Western Godzilla-related projects have often struggled to make their human characters feel like compelling, integral pieces to their stories rather than distractions from the action that studios know audiences show up to see. The human drama in action / disaster kaiju films like Godzilla vs. Kong is always meant to be relatable, but it can be hard to buy into while a city is being leveled by a radioactive monster. Because Legacy of Monsters is a series, though, its human characters have enough time and space to become genuinely interesting figures whose connections to the MUTOs and to one another you actually want to understand — especially as the show begins to jump through time.
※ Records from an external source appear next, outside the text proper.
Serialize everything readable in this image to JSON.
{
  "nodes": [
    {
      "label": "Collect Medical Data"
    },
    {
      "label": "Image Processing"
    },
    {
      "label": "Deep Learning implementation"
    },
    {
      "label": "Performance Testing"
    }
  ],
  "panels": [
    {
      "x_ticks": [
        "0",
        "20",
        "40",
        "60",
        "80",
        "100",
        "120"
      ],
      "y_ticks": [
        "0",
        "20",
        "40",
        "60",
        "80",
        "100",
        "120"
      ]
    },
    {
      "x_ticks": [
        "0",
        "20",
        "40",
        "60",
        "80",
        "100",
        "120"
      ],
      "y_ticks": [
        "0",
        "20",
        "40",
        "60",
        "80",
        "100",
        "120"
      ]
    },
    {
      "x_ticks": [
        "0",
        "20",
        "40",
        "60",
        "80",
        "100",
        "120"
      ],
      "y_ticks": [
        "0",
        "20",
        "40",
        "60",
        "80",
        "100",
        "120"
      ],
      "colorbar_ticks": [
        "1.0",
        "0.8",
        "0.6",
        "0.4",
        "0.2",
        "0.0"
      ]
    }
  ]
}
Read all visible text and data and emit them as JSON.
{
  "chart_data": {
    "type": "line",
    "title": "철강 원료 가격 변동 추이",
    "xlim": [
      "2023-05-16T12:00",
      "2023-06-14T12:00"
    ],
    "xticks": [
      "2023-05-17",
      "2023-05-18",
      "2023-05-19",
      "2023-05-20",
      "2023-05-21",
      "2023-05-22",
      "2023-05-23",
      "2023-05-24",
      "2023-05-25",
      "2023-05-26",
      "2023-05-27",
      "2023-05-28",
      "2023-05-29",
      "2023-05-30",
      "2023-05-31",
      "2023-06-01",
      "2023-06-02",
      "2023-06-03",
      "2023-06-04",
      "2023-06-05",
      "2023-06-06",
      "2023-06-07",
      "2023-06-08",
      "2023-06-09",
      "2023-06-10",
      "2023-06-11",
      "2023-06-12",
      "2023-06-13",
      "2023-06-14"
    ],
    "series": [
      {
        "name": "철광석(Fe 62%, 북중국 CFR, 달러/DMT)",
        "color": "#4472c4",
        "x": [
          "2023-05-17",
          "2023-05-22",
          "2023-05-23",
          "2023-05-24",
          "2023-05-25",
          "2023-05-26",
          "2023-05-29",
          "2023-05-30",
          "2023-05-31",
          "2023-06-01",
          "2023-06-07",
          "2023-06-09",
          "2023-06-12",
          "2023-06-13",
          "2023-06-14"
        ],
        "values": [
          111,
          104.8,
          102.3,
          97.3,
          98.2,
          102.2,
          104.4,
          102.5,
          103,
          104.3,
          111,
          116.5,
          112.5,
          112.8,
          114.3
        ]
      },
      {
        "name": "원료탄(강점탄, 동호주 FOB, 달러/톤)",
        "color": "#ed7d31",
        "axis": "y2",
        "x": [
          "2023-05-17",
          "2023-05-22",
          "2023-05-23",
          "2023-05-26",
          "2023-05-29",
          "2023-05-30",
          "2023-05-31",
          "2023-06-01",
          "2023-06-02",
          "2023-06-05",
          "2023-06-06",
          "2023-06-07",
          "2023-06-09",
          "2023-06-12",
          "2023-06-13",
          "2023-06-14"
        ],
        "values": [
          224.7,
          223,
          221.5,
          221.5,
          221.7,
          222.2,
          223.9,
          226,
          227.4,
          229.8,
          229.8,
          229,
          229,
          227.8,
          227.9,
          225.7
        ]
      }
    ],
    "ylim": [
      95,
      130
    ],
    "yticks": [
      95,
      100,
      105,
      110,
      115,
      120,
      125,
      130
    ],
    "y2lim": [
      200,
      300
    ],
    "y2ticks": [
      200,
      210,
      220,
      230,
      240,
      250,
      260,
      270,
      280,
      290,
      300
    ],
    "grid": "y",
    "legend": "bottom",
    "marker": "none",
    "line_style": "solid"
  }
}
Along with chronicling Monarch’s evolution as an organization, Legacy of Monsters also zooms in on pivotal moments featured in previous films, but from the perspectives of new characters like Cate (Anna Sawai), a young Japanese-American woman who survived Godzilla’s attack on San Francisco in 2014. Though the concept of large-scale traumatic memory is central to Godzilla stories, it hasn’t always felt as strong in some of Warner Bros.’ MonsterVerse films.

 Image: Apple TV Plus

But through Cate and other younger characters from the present, like Kentaro (Ren Watabe) and May (Kiersey Clemons), Legacy of Monsters does an excellent job of unpacking some of the different ways people might find themselves trying to cope with the trauma of surviving kaiju encounters

Based just on the first episode that was screened at this year’s New York Comic Con, it’s a little hard to gauge just how dazzling Monarch: Legacy of Monsters’ depictions of said monsters actually are. The handful of creatures that appear in the premiere are perfectly terrifying when it’s just them crashing through the jungle by themselves. But as soon as the monsters are on-screen with humans at the same time, the effectiveness of the show’s visual effects falters considerably, and you’re reminded that many of these scenes were shot on a sound stage.

That’s not quite enough to make Monarch: Legacy of Monsters seem like a misfire, though, especially given how strong the show’s narrative and its cast’s performances are. But it does make one wonder just how big, bad, and epic a treatment Monarch: Legacy of Monsters will end up giving the G-man himself once the show hits Apple TV Plus on November 17th.